At R205 000 the new baby from the Swedish stable is no stripped-down special - it's as fully equipped as its bigger-engined brother the Volvo S40 2.4T.
This means it gets all the Volvo bells and whistles, including climate control air conditioning with pollen filter, a built-in radio/front loader CD fitted into the beautiful Volvo slim-line centre console, remote controls on the steering wheel for the audio system and cruise control, a built-in trip computer, rain sensor windscreen wipers, front and rear fog lights, a leather-trimmed steering wheel and gearknob, and remote central locking.
There are also electric mirrors and windows, and a tilt and reach adjustable steering wheel.
On top of that it gets 16 inch alloy wheels as standard, shod with 205/55 R16 W tyres, ABS brakes with brake assist and electronic brake distribution, front and side airbags, front and rear curtain airbags, whiplash protection, and traction and stability control.
"Feature for feature, especially when price-adjusted for its extra specification versus its competition, the S40 1.8i represents the best value-for-money in its market segment," says Volvo's marketing and communications boss Andre Oosthuizen.
However, the proof of the pudding has to be in the eating, and we drove the car on a testing route in and around the Franschoek and Stellenbosch areas of the Cape, including several mountain passes.
The S40 1.8i is fitted with a DOHC all-alloy four-cylinder engine producing 92 kW at 6 000 r/min and 165 Nm of torque at 6 000 r/min.
This, says Volvo, endows it with a 0-100 km/h acceleration of just 10.9 seconds and pushes the neat four-door sedan on to 200 km/h. Overall fuel consumption works out at a very frugal 7.2 litres/100 km.
Although other Volvos are known for their brisk performance, the new entry-level model is, in this regard, quite ordinary - it's the same sort of performance you would expect from other 1.8 and some 2-litre cars - but it doesn't have the "dash and flash" of its bigger-engined siblings.
That said, it's no slouch, and can be made to progress rapidly if you make good use of the slick and smooth 5-speed manual gearbox - the latter the only option.
On top of that, once moving its impeccable handling comes to the fore, and with a class-leading chassis even the tightest of bends are dispatched with alacrity.

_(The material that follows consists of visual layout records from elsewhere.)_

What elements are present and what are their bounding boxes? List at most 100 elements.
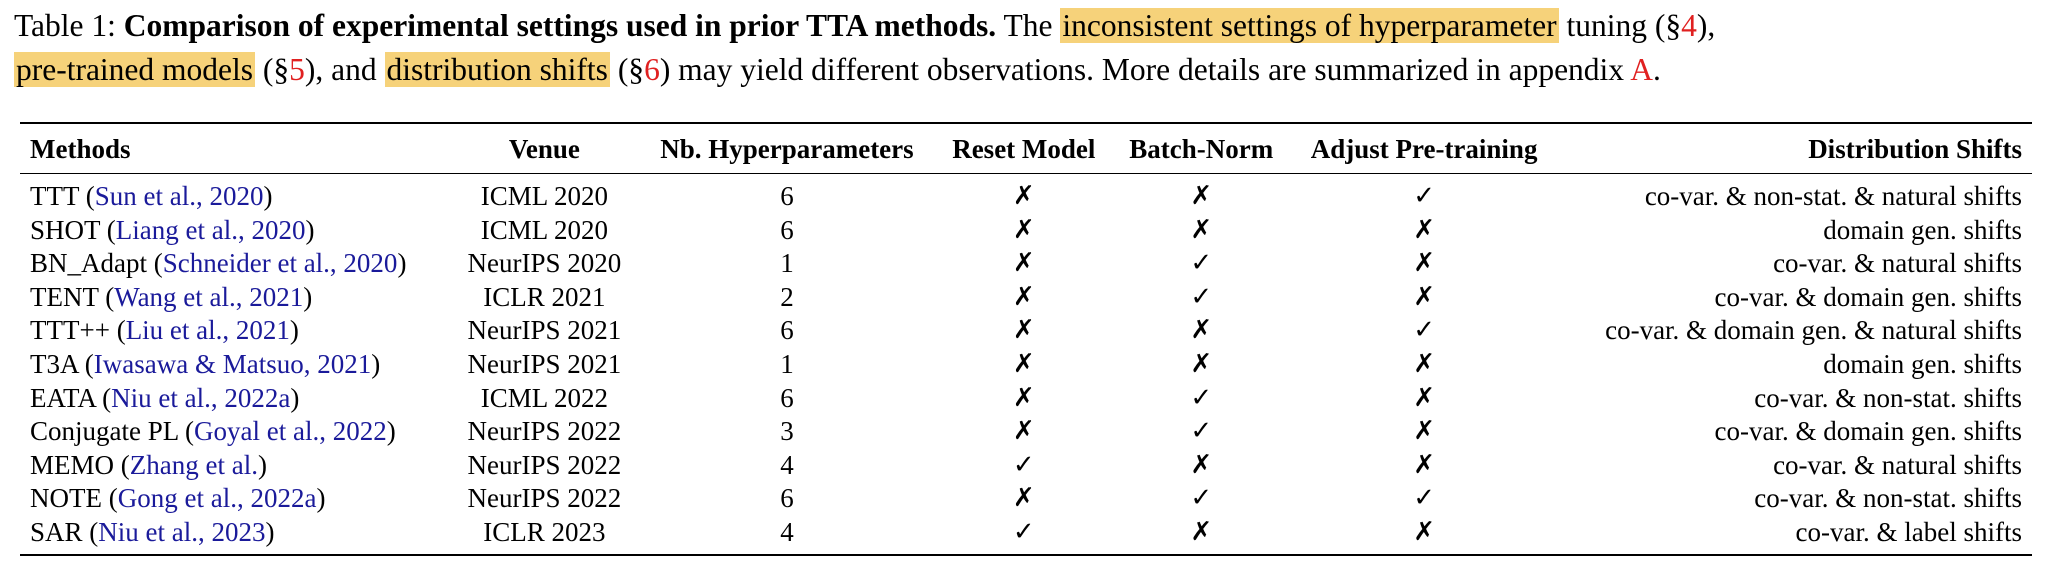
method-name: T3A xyxy=(30,348,79,379)
batch-norm-mark: ✗ xyxy=(1190,315,1213,346)
caption-text: ), xyxy=(1696,8,1716,43)
batch-norm-mark: ✗ xyxy=(1112,515,1291,556)
adjust-pretraining-mark: ✓ xyxy=(1413,483,1435,514)
citation-link[interactable]: Sun et al., 2020 xyxy=(94,181,264,211)
citation-link[interactable]: Schneider et al., 2020 xyxy=(162,248,398,279)
adjust-pretraining-mark: ✗ xyxy=(1413,214,1435,245)
batch-norm-mark: ✗ xyxy=(1190,214,1213,245)
citation-link[interactable]: Zhang et al. xyxy=(129,449,258,480)
header-batch-norm: Batch-Norm xyxy=(1112,122,1291,174)
nb-hyperparameters-cell: 4 xyxy=(638,515,936,556)
caption-text: The xyxy=(996,8,1061,43)
reset-model-mark: ✗ xyxy=(1012,281,1035,312)
reset-model-mark: ✗ xyxy=(1012,248,1035,279)
method-name: MEMO xyxy=(30,449,115,480)
method-name: SAR xyxy=(30,516,83,547)
reset-model-mark: ✗ xyxy=(1012,315,1035,346)
distribution-shifts-cell: co-var. & natural shifts xyxy=(1773,248,2022,279)
citation-link[interactable]: Goyal et al., 2022 xyxy=(194,416,387,447)
citation-link[interactable]: Wang et al., 2021 xyxy=(114,281,304,312)
citation-link[interactable]: Liu et al., 2021 xyxy=(125,315,290,346)
nb-hyperparameters-cell: 6 xyxy=(780,181,794,211)
reset-model-mark: ✗ xyxy=(1012,348,1035,379)
caption-prefix: Table 1: xyxy=(14,8,124,43)
distribution-shifts-cell: co-var. & natural shifts xyxy=(1773,449,2022,480)
reset-model-mark: ✗ xyxy=(1012,214,1035,245)
reset-model-mark: ✗ xyxy=(1012,416,1035,447)
distribution-shifts-cell: domain gen. shifts xyxy=(1823,214,2022,245)
method-name: TENT xyxy=(30,281,99,312)
adjust-pretraining-mark: ✗ xyxy=(1413,382,1435,413)
table-header-row: Methods Venue Nb. Hyperparameters Reset … xyxy=(20,122,2032,174)
citation-link[interactable]: Niu et al., 2023 xyxy=(98,516,266,547)
method-cell: SAR (Niu et al., 2023) xyxy=(20,515,451,556)
adjust-pretraining-mark: ✗ xyxy=(1413,281,1435,312)
adjust-pretraining-mark: ✗ xyxy=(1413,248,1435,279)
section-ref-link[interactable]: 4 xyxy=(1681,8,1697,43)
comparison-table: Methods Venue Nb. Hyperparameters Reset … xyxy=(20,122,2032,556)
table-caption: Table 1: Comparison of experimental sett… xyxy=(14,4,2054,92)
caption-highlight-hyperparameter: inconsistent settings of hyperparameter xyxy=(1060,8,1559,43)
reset-model-mark: ✗ xyxy=(1012,382,1035,413)
caption-text: ), and xyxy=(304,52,385,87)
table-row: NOTE (Gong et al., 2022a) NeurIPS 2022 6 ✗ ✓… xyxy=(20,482,2032,516)
citation-link[interactable]: Iwasawa & Matsuo, 2021 xyxy=(93,348,372,379)
venue-cell: NeurIPS 2022 xyxy=(467,483,622,514)
nb-hyperparameters-cell: 6 xyxy=(780,382,794,413)
table-row: SHOT (Liang et al., 2020) ICML 2020 6 ✗ ✗ ✗ do… xyxy=(20,214,2032,248)
adjust-pretraining-mark: ✗ xyxy=(1413,416,1435,447)
citation-link[interactable]: Gong et al., 2022a xyxy=(117,483,317,514)
header-nb-hyperparameters: Nb. Hyperparameters xyxy=(638,122,936,174)
venue-cell: ICLR 2023 xyxy=(450,515,639,556)
caption-text: . xyxy=(1652,52,1661,87)
distribution-shifts-cell: co-var. & non-stat. & natural shifts xyxy=(1644,181,2022,211)
nb-hyperparameters-cell: 1 xyxy=(780,248,794,279)
batch-norm-mark: ✗ xyxy=(1190,449,1213,480)
table-row: BN_Adapt (Schneider et al., 2020) NeurIPS… xyxy=(20,247,2032,281)
distribution-shifts-cell: co-var. & domain gen. shifts xyxy=(1714,416,2022,447)
table-row: EATA (Niu et al., 2022a) ICML 2022 6 ✗ ✓ ✗ co-… xyxy=(20,382,2032,416)
table-row: T3A (Iwasawa & Matsuo, 2021) NeurIPS 2021… xyxy=(20,348,2032,382)
caption-text: tuning (§ xyxy=(1558,8,1682,43)
table-row: TTT++ (Liu et al., 2021) NeurIPS 2021 6 ✗ ✗ ✓… xyxy=(20,314,2032,348)
venue-cell: NeurIPS 2020 xyxy=(467,248,622,279)
adjust-pretraining-mark: ✓ xyxy=(1413,181,1435,211)
header-adjust-pretraining: Adjust Pre-training xyxy=(1290,122,1558,174)
caption-highlight-distribution: distribution shifts xyxy=(384,52,610,87)
citation-link[interactable]: Niu et al., 2022a xyxy=(111,382,291,413)
reset-model-mark: ✗ xyxy=(1012,181,1035,211)
table-row: TENT (Wang et al., 2021) ICLR 2021 2 ✗ ✓ ✗ co-… xyxy=(20,281,2032,315)
batch-norm-mark: ✓ xyxy=(1190,416,1213,447)
appendix-ref-link[interactable]: A xyxy=(1630,52,1653,87)
method-name: TTT++ xyxy=(30,315,110,346)
distribution-shifts-cell: co-var. & label shifts xyxy=(1557,515,2032,556)
distribution-shifts-cell: co-var. & domain gen. shifts xyxy=(1714,281,2022,312)
method-cell: TTT (Sun et al., 2020) xyxy=(30,181,273,211)
table-row: Conjugate PL (Goyal et al., 2022) NeurIPS… xyxy=(20,415,2032,449)
method-name: NOTE xyxy=(30,483,102,514)
citation-link[interactable]: Liang et al., 2020 xyxy=(115,214,306,245)
distribution-shifts-cell: domain gen. shifts xyxy=(1823,348,2022,379)
reset-model-mark: ✓ xyxy=(1012,449,1035,480)
method-cell: TENT (Wang et al., 2021) xyxy=(30,281,313,312)
adjust-pretraining-mark: ✗ xyxy=(1290,515,1558,556)
comparison-table-wrapper: Methods Venue Nb. Hyperparameters Reset … xyxy=(20,122,2032,556)
batch-norm-mark: ✓ xyxy=(1190,382,1213,413)
venue-cell: ICML 2020 xyxy=(480,181,608,211)
nb-hyperparameters-cell: 6 xyxy=(780,214,794,245)
section-ref-link[interactable]: 5 xyxy=(289,52,305,87)
nb-hyperparameters-cell: 2 xyxy=(780,281,794,312)
nb-hyperparameters-cell: 4 xyxy=(780,449,794,480)
venue-cell: NeurIPS 2021 xyxy=(467,315,622,346)
distribution-shifts-cell: co-var. & non-stat. shifts xyxy=(1754,483,2022,514)
method-cell: EATA (Niu et al., 2022a) xyxy=(30,382,300,413)
venue-cell: ICLR 2021 xyxy=(483,281,606,312)
caption-text: ) may yield different observations. More… xyxy=(659,52,1631,87)
adjust-pretraining-mark: ✗ xyxy=(1413,449,1435,480)
method-name: TTT xyxy=(30,181,79,211)
table-row: MEMO (Zhang et al.) NeurIPS 2022 4 ✓ ✗ ✗ co-va… xyxy=(20,449,2032,483)
venue-cell: ICML 2022 xyxy=(480,382,608,413)
method-cell: MEMO (Zhang et al.) xyxy=(30,449,267,480)
batch-norm-mark: ✗ xyxy=(1190,181,1213,211)
section-ref-link[interactable]: 6 xyxy=(644,52,660,87)
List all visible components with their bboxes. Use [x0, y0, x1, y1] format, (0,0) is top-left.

Dare I say I even had a bit of fun!
What sets the Volvo apart, of course, is its high standards of fit and finish, as well as the marque's solid reputation for superb build quality and top-class safety.
On top of that is the car's excellent versatility.
With all the seats up the boot capacity is 404 litres, enlarging to 883 litres when the 60/40 split rear seats are folded.
Floating centre console
The car also gets the same interior as other Volvo S40s, complete with its celebrated "floating" aluminium centre console.
Upholstery trim is in high-quality cloth, with leather an extra-cost option.
The car is roomy and comfortable, and ride quality is excellent.
The car comes standard with a catalytic converter and exhaust gas recirculation feature, and service intervals are 20 000 km.
It has a 3 year/100 000 km warranty, plus a 5 year/100 000 km maintenance plan.
The S40 1.8i is the latest in a series of new Volvos introduced at almost audacious prices which, says new managing director Alan Cousins, a forthright and no-nonsense Irishman, are designed to give Volvo positive growth in the SA market.
With sales now almost double what they were two years ago, this certainly seems to be the case.
The new model makes Volvo motoring more affordable for more people, and the entry level is sure to appeal to those on car allowance who would never have been able to buy a new Volvo before; it also makes the car appealing to fleet buyers and car rental companies, and several have already expressed interest.
Plus, with local build now in full swing at the Ford SA factory in Silverton, Pretoria, Volvo is able to ensure a quick and ready supply of the new cars.
Unfortunately we won't see a V50 1.8i estate until early next year.